‘So you told me,’ he said, watching the stream of visitors too. ‘But it doesn’t matter, does it? That it’s all a myth?’
‘It didn’t matter to you. I told you it was all fantasy. The painting by Guido Reni. The idea that Beatrice was some virginal teenager, like that English girl. And what did you do with it?’
‘Nothing,’ he said quickly.
‘Quite.’ She smelled the flowers again and smiled. ‘It was terrible the way that story ended. The English girl, I mean. But at least she was vindicated, wasn’t she? Both her and her father. It was that horrible man, Santacroce. Or whatever his name was.’
She hadn’t really listened to the fairy-tale about St Peter and Simon Magus, and perhaps that was for the best.
‘It was that horrible beast all along,’ she went on, then said, very firmly, ‘If it had turned out that young girl was guilty, as the papers said, I couldn’t have borne it. I would have gone back into that convent. This world of yours. .’
‘. . of ours.’
‘This world of yours is hard and cruel and too, too real for me at times. I held that girl in my arms that dreadful night her father died. I felt her innocence as surely as I feel the presence of God when I walk into church. I would not have stayed and watched her punished like some common criminal. You know that, don’t you?’
He nodded.
‘I had an idea.’
‘Good. And now it’s past. What next?’
He reached into his pocket, took out his phone, and made a point of turning it off.
Then he picked up the second helmet he’d brought and held it out in front of her.
‘The sights,’ he said. ‘From here to the Aventino, then. .’ His arm swept the glorious panorama in front of them, the campaniles, the hills, the monuments he loved so much.

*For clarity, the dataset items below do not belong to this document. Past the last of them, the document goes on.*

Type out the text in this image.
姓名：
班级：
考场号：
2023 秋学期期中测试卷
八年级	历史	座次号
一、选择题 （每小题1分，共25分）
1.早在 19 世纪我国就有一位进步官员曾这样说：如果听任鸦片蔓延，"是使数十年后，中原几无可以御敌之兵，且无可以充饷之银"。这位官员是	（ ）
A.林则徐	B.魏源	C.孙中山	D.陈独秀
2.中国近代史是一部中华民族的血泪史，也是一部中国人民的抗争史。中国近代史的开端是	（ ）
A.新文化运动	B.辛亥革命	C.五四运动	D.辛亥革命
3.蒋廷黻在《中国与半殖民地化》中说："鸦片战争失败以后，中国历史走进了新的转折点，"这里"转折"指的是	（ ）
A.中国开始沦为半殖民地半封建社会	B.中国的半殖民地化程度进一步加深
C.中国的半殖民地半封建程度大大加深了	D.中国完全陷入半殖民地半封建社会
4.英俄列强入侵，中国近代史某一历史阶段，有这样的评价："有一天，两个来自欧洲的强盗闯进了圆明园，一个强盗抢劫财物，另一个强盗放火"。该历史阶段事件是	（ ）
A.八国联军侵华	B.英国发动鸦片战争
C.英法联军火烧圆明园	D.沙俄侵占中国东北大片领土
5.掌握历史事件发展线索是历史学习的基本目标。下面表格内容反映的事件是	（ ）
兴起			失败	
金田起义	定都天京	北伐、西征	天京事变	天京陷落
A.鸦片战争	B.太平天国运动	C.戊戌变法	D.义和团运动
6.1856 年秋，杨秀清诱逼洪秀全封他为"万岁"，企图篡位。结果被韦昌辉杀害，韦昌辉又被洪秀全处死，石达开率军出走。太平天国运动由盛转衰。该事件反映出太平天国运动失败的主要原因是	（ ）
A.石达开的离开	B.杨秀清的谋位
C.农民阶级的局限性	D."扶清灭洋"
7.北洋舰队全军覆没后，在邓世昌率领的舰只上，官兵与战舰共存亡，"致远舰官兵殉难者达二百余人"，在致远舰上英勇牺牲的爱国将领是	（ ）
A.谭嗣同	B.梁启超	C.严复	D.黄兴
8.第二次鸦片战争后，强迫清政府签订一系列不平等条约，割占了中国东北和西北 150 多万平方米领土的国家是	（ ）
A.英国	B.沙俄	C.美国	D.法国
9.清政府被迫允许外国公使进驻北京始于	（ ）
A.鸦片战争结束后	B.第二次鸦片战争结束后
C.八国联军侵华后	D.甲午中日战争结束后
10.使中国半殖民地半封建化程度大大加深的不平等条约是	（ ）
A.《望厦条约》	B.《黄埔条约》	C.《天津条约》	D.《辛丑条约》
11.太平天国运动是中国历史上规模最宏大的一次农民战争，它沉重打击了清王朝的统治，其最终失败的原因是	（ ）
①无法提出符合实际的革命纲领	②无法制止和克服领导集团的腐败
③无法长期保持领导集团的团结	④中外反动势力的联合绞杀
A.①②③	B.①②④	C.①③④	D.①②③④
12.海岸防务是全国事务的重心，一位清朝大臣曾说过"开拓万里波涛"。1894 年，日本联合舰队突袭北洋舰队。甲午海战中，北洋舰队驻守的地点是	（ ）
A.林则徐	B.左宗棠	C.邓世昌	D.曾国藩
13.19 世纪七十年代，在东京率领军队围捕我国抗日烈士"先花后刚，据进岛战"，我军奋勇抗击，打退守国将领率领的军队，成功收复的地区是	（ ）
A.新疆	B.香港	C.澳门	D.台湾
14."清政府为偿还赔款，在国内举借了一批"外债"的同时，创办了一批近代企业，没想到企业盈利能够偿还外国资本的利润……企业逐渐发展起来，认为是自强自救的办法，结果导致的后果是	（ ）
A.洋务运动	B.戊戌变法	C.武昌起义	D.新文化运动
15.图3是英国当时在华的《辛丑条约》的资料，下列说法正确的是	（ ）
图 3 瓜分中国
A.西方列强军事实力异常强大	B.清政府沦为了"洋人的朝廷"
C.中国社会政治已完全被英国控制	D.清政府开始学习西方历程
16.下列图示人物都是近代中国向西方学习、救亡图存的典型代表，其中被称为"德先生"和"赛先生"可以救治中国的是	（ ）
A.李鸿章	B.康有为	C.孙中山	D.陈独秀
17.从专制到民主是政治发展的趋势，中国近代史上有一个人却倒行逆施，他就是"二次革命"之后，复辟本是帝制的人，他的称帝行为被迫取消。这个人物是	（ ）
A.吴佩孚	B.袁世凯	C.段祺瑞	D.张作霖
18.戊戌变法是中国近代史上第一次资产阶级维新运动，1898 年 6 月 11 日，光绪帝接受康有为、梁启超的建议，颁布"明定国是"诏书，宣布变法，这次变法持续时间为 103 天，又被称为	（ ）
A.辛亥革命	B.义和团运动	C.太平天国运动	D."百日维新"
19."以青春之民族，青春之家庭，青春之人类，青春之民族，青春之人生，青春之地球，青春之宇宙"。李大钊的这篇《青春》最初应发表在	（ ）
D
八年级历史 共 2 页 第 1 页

‘I know all those places already!’
‘Not from the back of my Vespa. And then Baffetto. Pizza.’
‘Pizza?’
‘The best there is, or so they say.’
She leaned forward and kissed him on the lips, slowly, gently, amused by the clumsiness of his response.
‘You’re worse at this than I am,’ she told him. ‘Why is that?’
‘Lack of practice,’ Costa replied with a shrug. He dangled the helmet once more. ‘Shall we go?’
‘Not yet.’
She jumped off the wall and strode to the church, the bouquet in her hand. Costa followed, watched in silence as she bowed and made the sign of the cross. Agata Graziano walked to the altar where Beatrice Cenci’s shattered corpse had once been interred and gently placed his roses, lilies and gardenias alongside the mass of colourful blooms laid there earlier.
Then she knelt in silence, her hands in prayer. He watched, unable to respond, to think, to envisage any way to touch this part of her.
In a minute or two they were outside again, struggling to put on their helmets, laughing, happy, carefree, if only for a little while.
The Vespa started first time. He knew this little machine now. Slowly they rode to the summit of the Gianicolo hill then wound their way down to the city below.